According to the label it's by Rubashkin, in Postville, Iowa. Now Iowa is about hip-deep in pig manure and is the last place to expect a Kosher butcher operation, but it's evidently there because GLATT KOSHER is stamped across all the Rubashkin products in the case. The Place offers a choice of brisket pastrami and shoulder pastrami; this time I had the brisket but will try the shoulder next visit. It was served on rye, warm, very lean, sliced thin, piled 1" thick, mustard on the side. The flavor of the meat was ~90% of the Carnegie/Stage genre, and the equal of Katz's and 2d Avenue. $7.95, and it leaves DZ, Elijah, and Milton gasping on the sidelines.

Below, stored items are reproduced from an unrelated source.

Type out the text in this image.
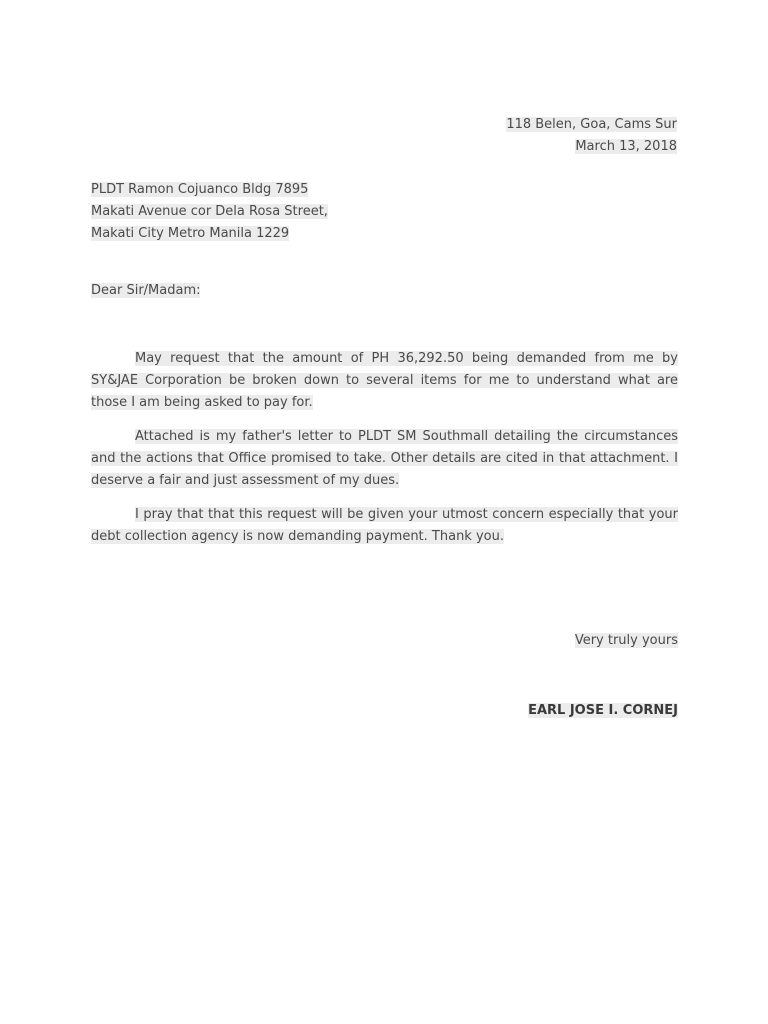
118 Belen, Goa, Cams Sur
March 13, 2018
PLDT Ramon Cojuanco Bldg 7895
Makati Avenue cor Dela Rosa Street,
Makati City Metro Manila 1229
Dear Sir/Madam:

May request that the amount of PH 36,292.50 being demanded from me by SY&JAE Corporation be broken down to several items for me to understand what are those I am being asked to pay for.

Attached is my father's letter to PLDT SM Southmall detailing the circumstances and the actions that Office promised to take. Other details are cited in that attachment. I deserve a fair and just assessment of my dues.

I pray that that this request will be given your utmost concern especially that your debt collection agency is now demanding payment. Thank you.

Very truly yours
EARL JOSE I. CORNEJ
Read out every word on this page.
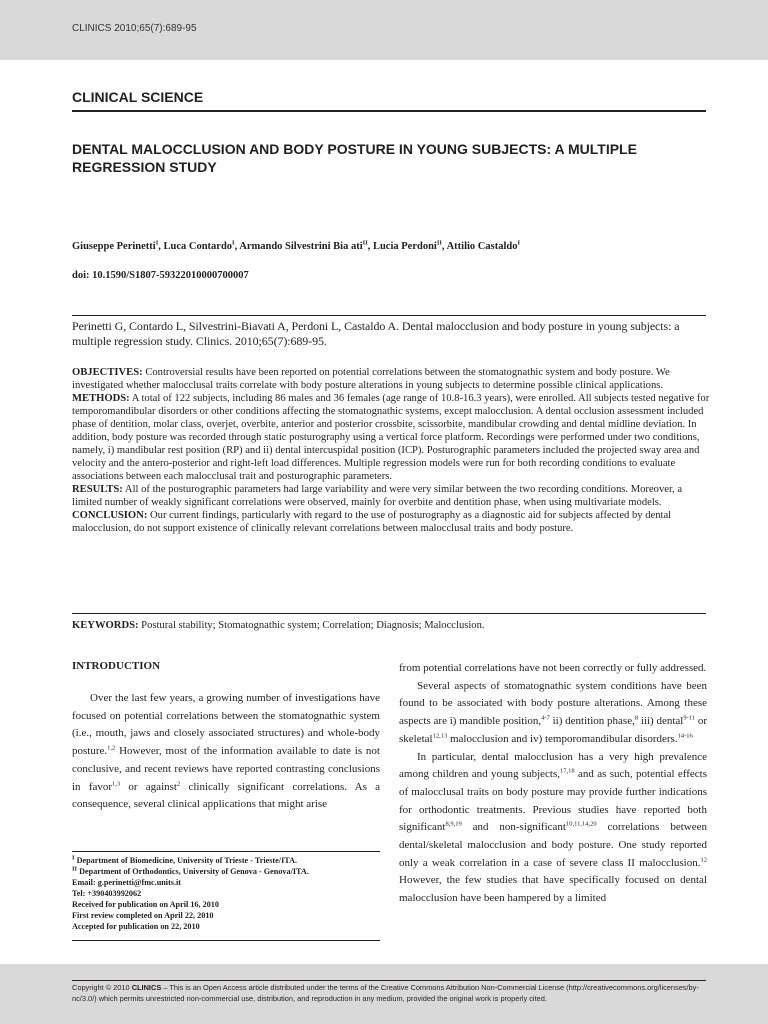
CLINICS 2010;65(7):689-95
CLINICAL SCIENCE
DENTAL MALOCCLUSION AND BODY POSTURE IN YOUNG SUBJECTS: A MULTIPLE REGRESSION STUDY
Giuseppe Perinetti$^I$, Luca Contardo$^I$, Armando Silvestrini Bia ati$^{II}$, Lucia Perdoni$^{II}$, Attilio Castaldo$^I$
doi: 10.1590/S1807-59322010000700007
Perinetti G, Contardo L, Silvestrini-Biavati A, Perdoni L, Castaldo A. Dental malocclusion and body posture in young subjects: a multiple regression study. Clinics. 2010;65(7):689-95.

OBJECTIVES: Controversial results have been reported on potential correlations between the stomatognathic system and body posture. We investigated whether malocclusal traits correlate with body posture alterations in young subjects to determine possible clinical applications.

METHODS: A total of 122 subjects, including 86 males and 36 females (age range of 10.8-16.3 years), were enrolled. All subjects tested negative for temporomandibular disorders or other conditions affecting the stomatognathic systems, except malocclusion. A dental occlusion assessment included phase of dentition, molar class, overjet, overbite, anterior and posterior crossbite, scissorbite, mandibular crowding and dental midline deviation. In addition, body posture was recorded through static posturography using a vertical force platform. Recordings were performed under two conditions, namely, i) mandibular rest position (RP) and ii) dental intercuspidal position (ICP). Posturographic parameters included the projected sway area and velocity and the antero-posterior and right-left load differences. Multiple regression models were run for both recording conditions to evaluate associations between each malocclusal trait and posturographic parameters.

RESULTS: All of the posturographic parameters had large variability and were very similar between the two recording conditions. Moreover, a limited number of weakly significant correlations were observed, mainly for overbite and dentition phase, when using multivariate models.

CONCLUSION: Our current findings, particularly with regard to the use of posturography as a diagnostic aid for subjects affected by dental malocclusion, do not support existence of clinically relevant correlations between malocclusal traits and body posture.

KEYWORDS: Postural stability; Stomatognathic system; Correlation; Diagnosis; Malocclusion.
INTRODUCTION

Over the last few years, a growing number of investigations have focused on potential correlations between the stomatognathic system (i.e., mouth, jaws and closely associated structures) and whole-body posture.$^{1,2}$ However, most of the information available to date is not conclusive, and recent reviews have reported contrasting conclusions in favor$^{1,3}$ or against$^2$ clinically significant correlations. As a consequence, several clinical applications that might arise

$^I$ Department of Biomedicine, University of Trieste - Trieste/ITA.
$^{II}$ Department of Orthodontics, University of Genova - Genova/ITA.
Email: g.perinetti@fmc.units.it
Tel: +390403992062
Received for publication on April 16, 2010
First review completed on April 22, 2010
Accepted for publication on 22, 2010

from potential correlations have not been correctly or fully addressed.

Several aspects of stomatognathic system conditions have been found to be associated with body posture alterations. Among these aspects are i) mandible position,$^{4-7}$ ii) dentition phase,$^8$ iii) dental$^{9-11}$ or skeletal$^{12,13}$ malocclusion and iv) temporomandibular disorders.$^{14-16}$

In particular, dental malocclusion has a very high prevalence among children and young subjects,$^{17,18}$ and as such, potential effects of malocclusal traits on body posture may provide further indications for orthodontic treatments. Previous studies have reported both significant$^{8,9,19}$ and non-significant$^{10,11,14,20}$ correlations between dental/skeletal malocclusion and body posture. One study reported only a weak correlation in a case of severe class II malocclusion.$^{12}$ However, the few studies that have specifically focused on dental malocclusion have been hampered by a limited

Copyright © 2010 CLINICS – This is an Open Access article distributed under the terms of the Creative Commons Attribution Non-Commercial License (http://creativecommons.org/licenses/by-nc/3.0/) which permits unrestricted non-commercial use, distribution, and reproduction in any medium, provided the original work is properly cited.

The best in town in my wife's opinion, and judging by the one bite she would give me, I agree. They make it on-site: through the glass we saw a new supply being "built" on the vertical spit - sliced turkey and lamb, with sprinkles of spices between layers. The flavor was wonderful and somehow different, and after years at Aladdin and Falafel King (now Garden Grill), I wonder if 'kosher' has anything to do with that. $5.95.

Spicy, served with hot pita, delicious. Just the right smoky and peppery flavor, and plenty of it. $3.95

There evidently is no such word in hebrew. There's a meat counter, a few booths, some tables, all at one end of a small market, with supplies stacked on shelves on the walls. Clean and comfortable, but not special in any way. The chairs look like an afterthought - they belong in Italian fine-dining. The whole thing is brand new and still has rough spots, but the food is why we went and there was nothing lacking in that department.

Struggling but eager.

Food: 9 out of 10
Ambience: 4 at best
Service: 7 but should improve
Value: 9
Interest: 10
We'll be back despite the neighborhood.

About the menu:
We don't look for kosher food, but are always interested in new things and after a friend mentioned this spot we went (far) out of our way to try it.
We will definitely be back because the menu includes kabobs, steaks, fish, chicken, schnitzel, and vegetarian dishes - plus lots of salads and pita sandwiches. Really an aggressive array of interesting food.

The market has things we've never seen before, so we shopped on the way out and really scored!